After a few warm up state highpoints and some rock climbing at Devils Tower, I decided to hit a warmup peak in the Bighorns. I was looking for a shorter approach as the spring snows had been heavy, so we decided on Hesse Mountain. At only 8 miles round trip, we figured it would be the perfect length for a day trip, and a good way to get to 10,500 and see some nice scenery.
After driving west on I-90 and taking route 16 west over the Bighorns from Buffalo, we parked at the top of FR29 which is just east of Powder River pass. In summer conditions this road would be open for a couple miles and would shorten your approach accordingly. Please be aware that there is NO ESTABLISHED TRAIL for this climb. The FR, along with a few snowmobile trails, is the only marked travelway.....knowledge of compass and map use comes in very handy as you can see ZERO landmarks when in the thick timber approach to the ridge and likewise on your descent back to your car. We analyzed the valley and the approach from the truck and decided that the thick timber we'd be pushing through would make snowshoes more of a hindrance than a help. We also misjudged how much melt had happened inside the treeline......it's 1.5miles across that valley so it's kinda hard to see. :) So we got going. We crossed a large field/drainage from the mountain snowmelt, and hit the treeline. Immediately we realized we were in for a bit of a workout. We had light packs, 10lbs or so, but the snowpack was easily 3-5ft.....even 6ft in spots. On went the gaiters and the uphill postholing for 2 miles in waist deep snow through thick timber and pine falls began! After some grueling work we finally hit the treeline and decided to eschew the standard walkup, and instead traverse the broken sections of granite fins that make up the SW ridge.
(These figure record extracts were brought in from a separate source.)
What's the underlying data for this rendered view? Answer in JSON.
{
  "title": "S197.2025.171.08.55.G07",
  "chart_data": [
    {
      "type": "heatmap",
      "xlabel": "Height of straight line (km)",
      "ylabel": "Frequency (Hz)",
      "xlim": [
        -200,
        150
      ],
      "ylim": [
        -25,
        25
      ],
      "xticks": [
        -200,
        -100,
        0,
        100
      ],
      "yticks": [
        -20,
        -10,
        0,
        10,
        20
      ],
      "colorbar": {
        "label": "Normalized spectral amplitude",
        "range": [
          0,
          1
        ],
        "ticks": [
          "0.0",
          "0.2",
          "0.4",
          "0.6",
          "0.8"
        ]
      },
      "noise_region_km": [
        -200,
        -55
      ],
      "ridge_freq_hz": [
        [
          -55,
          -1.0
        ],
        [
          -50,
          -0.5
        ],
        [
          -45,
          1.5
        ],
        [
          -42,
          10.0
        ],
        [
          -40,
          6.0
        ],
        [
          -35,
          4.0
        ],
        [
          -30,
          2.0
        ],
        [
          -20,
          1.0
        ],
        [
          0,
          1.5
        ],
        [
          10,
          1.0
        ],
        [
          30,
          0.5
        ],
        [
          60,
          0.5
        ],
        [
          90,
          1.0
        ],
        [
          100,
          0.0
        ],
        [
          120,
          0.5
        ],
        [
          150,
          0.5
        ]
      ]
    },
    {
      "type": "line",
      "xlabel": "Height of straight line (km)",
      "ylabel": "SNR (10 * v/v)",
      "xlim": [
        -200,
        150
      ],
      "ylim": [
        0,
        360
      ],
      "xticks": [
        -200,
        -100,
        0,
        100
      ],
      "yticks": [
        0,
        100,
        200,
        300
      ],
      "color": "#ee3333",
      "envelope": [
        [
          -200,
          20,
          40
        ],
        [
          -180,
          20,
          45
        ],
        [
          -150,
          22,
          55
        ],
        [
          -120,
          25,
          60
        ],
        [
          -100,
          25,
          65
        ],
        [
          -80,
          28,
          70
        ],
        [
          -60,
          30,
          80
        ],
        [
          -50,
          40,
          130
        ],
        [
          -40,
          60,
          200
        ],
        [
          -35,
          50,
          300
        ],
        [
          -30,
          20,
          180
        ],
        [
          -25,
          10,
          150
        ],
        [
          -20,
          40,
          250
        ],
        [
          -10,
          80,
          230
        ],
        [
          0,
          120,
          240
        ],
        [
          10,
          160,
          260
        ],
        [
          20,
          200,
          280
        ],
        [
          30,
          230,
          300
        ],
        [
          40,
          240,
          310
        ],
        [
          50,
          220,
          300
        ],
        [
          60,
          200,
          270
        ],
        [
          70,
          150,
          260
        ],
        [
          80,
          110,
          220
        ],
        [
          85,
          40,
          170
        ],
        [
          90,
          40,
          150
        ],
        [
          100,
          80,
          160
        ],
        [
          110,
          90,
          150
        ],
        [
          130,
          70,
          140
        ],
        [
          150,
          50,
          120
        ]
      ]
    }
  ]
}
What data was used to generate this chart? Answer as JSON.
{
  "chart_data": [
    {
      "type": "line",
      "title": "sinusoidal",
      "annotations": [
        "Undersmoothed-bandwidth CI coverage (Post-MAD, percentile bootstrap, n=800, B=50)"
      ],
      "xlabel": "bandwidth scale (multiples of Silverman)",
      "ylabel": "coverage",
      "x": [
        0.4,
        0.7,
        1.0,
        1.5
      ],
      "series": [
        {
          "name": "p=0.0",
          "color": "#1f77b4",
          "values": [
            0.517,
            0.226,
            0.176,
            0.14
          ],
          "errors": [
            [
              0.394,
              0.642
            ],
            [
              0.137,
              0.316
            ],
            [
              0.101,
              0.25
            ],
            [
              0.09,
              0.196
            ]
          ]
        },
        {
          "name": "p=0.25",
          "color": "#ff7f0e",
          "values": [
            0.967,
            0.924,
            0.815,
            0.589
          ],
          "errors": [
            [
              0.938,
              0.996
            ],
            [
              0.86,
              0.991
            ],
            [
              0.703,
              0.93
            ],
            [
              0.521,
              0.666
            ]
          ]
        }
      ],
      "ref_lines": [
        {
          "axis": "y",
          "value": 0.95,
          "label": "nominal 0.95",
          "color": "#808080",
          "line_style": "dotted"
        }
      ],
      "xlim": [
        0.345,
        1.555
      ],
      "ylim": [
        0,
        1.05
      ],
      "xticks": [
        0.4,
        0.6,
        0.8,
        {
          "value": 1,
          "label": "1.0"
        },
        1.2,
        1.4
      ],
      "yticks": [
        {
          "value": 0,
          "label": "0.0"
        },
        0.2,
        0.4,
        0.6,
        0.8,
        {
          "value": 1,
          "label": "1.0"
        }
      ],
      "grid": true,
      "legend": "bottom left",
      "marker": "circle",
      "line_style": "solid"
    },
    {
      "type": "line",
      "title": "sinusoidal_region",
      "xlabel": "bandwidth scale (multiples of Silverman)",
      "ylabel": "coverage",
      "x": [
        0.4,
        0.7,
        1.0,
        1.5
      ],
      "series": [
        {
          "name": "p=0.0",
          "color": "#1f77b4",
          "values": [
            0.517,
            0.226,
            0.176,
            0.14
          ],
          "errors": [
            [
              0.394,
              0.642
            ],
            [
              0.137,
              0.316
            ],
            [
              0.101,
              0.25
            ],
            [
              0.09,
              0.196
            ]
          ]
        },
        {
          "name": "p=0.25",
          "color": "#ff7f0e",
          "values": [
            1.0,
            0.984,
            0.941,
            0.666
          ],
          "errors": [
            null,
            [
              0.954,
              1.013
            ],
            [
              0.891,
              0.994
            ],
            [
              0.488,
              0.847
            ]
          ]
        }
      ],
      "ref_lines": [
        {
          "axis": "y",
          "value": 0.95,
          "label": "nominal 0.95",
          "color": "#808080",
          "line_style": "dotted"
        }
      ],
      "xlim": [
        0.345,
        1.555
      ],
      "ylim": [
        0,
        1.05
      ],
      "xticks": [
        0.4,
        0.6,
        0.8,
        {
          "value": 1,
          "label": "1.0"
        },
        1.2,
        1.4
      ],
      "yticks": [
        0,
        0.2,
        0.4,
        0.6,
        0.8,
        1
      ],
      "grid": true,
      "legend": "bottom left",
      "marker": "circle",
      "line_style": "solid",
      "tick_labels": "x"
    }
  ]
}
This choice proved to be fantastic 3rd/4th, and even a few 5th class moves on fairly solid granite. We came across some snow crossings and some steeper snow ramps, and were carefull of hidden moats from some heavy drifting the week before. Being on the leeward side, a lot of snow loading had filled some fairly large gaps in between rocks, so lots of ice axe probing was going on on these crossings. I punched through to my stomach in a 6 footer. The last snowfield was benign, but very soft and I broke trail through knee deep snow until the last rock scramble appeared. Pictured below was Matt following through the last snowfield. My camera battery died on the summit....so no summit pics! Anyway, the descent was interesting as we decided to go down a different ridge which put us back where we THOUGHT the FR should have been....only 2 miles further down from where we ascended. We pushed through heavy snow until we hit what we thought was the end of the poorly maintained road, which had snowmobile tracks all over it. So we followed this north west back to where the road should have been. Keep in mind that the snow here was HIDEOUS. Nice hard crust on the top 6 inches would give away to 3 ft of crystal depth hoar. It SUCKED. We punched through this for 1.5-2 miles until I hit a set of tracks....OUR TRACKS. This was a first for me in 26 years of mountain travel. We'd concentrated so hard on the work it took to walk through this crap, we failed to realize that we were NOT on the FR....it was a snowmobile trail that took us back to the base of our route! So we went back up above treeline, found our target ridge and got our compass bearings.....a set off yet again! This time we realized what we had done and had a good laugh about it. In all, it was a blast!